The frightfulness of Trunchbull and the blithe disregard of her used-car-salesman dad won’t faze any of the kids who have been baptized in Lemony Snicket, but that really isn’t the worst of this touring production’s baggage. Even on the second night of the run at Belk Theater, most of the kids were unintelligible. You’ll hear them, but what they’re saying is only fitfully comprehensible. The Observer’s review points out that printed copies of the lyrics are available in the street-level lobby, a less practical solution than supertitles when you’re sitting there in the dimly lit theater.

I caught up with the lyrics in the booklet that accompanies the Broadway cast album, which helped me to further appreciate the clever recitation of the alphabet when we reached the “School Song,” circling back to Matilda’s first day at Crunchem Hall Primary School. Even the first part of this song worked for me on a visceral level when I saw the unintelligible elder students scaling the gate to the school like caged animals and snarling at the newcomers about to enter. Yeah, that first day can be scary.

I’m assuming that the Broadway success of Matilda gives the lie to my contention that the show takes too much time to accomplish too little. Compared to the new School of Rock, which we’d seen nearly nine weeks earlier, my wife Sue and I found the kids onstage here less talented – and less molded into a genuine class by evening’s end. Three of Matilda’s classmates briefly pop into the spotlight at various moments, but there’s little rapport developing in the group, let alone camaraderie.
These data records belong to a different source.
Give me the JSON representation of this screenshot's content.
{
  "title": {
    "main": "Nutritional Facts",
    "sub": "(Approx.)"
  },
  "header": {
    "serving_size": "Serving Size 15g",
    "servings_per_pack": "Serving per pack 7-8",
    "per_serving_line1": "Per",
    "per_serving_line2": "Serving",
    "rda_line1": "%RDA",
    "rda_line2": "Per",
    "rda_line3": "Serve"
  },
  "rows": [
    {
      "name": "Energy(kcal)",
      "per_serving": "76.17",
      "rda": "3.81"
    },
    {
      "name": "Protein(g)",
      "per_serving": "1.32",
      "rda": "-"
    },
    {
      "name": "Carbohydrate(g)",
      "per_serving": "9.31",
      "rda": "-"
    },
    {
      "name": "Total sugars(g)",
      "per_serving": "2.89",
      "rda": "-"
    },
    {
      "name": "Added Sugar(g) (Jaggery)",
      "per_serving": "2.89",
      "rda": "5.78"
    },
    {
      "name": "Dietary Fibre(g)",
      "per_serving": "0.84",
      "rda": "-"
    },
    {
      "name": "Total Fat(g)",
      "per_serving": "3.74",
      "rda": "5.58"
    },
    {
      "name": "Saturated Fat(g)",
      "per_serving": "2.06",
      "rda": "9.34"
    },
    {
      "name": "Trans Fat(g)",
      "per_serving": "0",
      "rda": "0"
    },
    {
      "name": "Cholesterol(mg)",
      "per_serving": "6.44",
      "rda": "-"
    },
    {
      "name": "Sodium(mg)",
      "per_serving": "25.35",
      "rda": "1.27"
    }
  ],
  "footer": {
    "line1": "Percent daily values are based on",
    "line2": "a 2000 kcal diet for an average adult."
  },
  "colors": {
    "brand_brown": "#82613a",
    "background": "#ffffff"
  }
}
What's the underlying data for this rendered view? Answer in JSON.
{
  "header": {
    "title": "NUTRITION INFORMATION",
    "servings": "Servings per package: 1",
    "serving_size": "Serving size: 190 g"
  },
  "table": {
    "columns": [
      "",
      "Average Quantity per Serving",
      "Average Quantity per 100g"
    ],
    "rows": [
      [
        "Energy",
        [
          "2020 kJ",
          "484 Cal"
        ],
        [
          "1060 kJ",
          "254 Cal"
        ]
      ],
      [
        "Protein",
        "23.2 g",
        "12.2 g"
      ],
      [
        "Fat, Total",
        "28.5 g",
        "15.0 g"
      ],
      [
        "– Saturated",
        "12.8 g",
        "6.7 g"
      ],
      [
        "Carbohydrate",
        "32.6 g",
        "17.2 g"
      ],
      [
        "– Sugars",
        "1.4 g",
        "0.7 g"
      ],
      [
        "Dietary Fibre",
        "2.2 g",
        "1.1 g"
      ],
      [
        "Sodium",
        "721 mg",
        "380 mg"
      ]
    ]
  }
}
Sitting in the cozier 1460-seat Shubert Theatre in New York, I’d imagine we would have heard the darling children more easily. The lighting is also presumably better up yonder. I could hardly make out a word on Miss Honey’s blackboard in Act 1, which ultimately diminishes the impact of the denouement after intermission.

Three young actresses play the title role, compared with the four who share that responsibility on Broadway, but for some yet-to-be-explained reason Savannah Grace Elmer took over for Sarah McKinley Austin when the curtain rose Tuesday evening on Act 2. Both brought the requisite precocity to the table with a certain amount of British starchiness, just the thing for protagonists trapped in gray primary school uniforms.

So the grownups outshine the kids, cartoonish as most of the important ones are. Looming like an epic soldier from the Trojan War, Abeles is discombobulated enough by little Matilda’s defiance to make “The Trunchbull” a tasty villain. Cassie Silva and Quinn Mattfield as the Wormwoods have even less rapport with each other than Matilda’s classmates, bickering at those rare moments when they even acknowledge one another. Both are loudly colorful in Rob Howell’s costume designs and compete spiritedly for the edge in comical cluelessness.

It’s hard to say whether Stephen Diaz added more to Mom’s stupidity credentials or Dad’s as the mega-sleazy Rudolpho, Mrs. W’s competitive dance partner. Dad seems perfectly oblivious to their sensual tango rehearsals while Mom must miss a competition because a hospital physician informs her that she’s nine months pregnant.

The consoling women in Matilda’s life don’t offer the poor waif much in the way of guidance and wisdom. Obviously, the teacher is sweet: Miss Honey quietly defies The Trunchbull’s disciplinarian philosophy in her classroom, and Jennifer Blood strikes the right balance of timidity and righteousness when she meekly stands up to Trunchbull, advocating on behalf of her own humane pedagogy and Matilda’s special gifts. Ora Jones as Mrs. Phelps, the library lady, is a warm Gypsy-like sounding board for Matilda and a refuge from her absurdly broken home.

Phelps encourages Matilda to spin the story that will ultimately be her salvation. That’s what I like most about Matilda, for Dahl’s story-within-the-story turns out to be a miracle of rare device.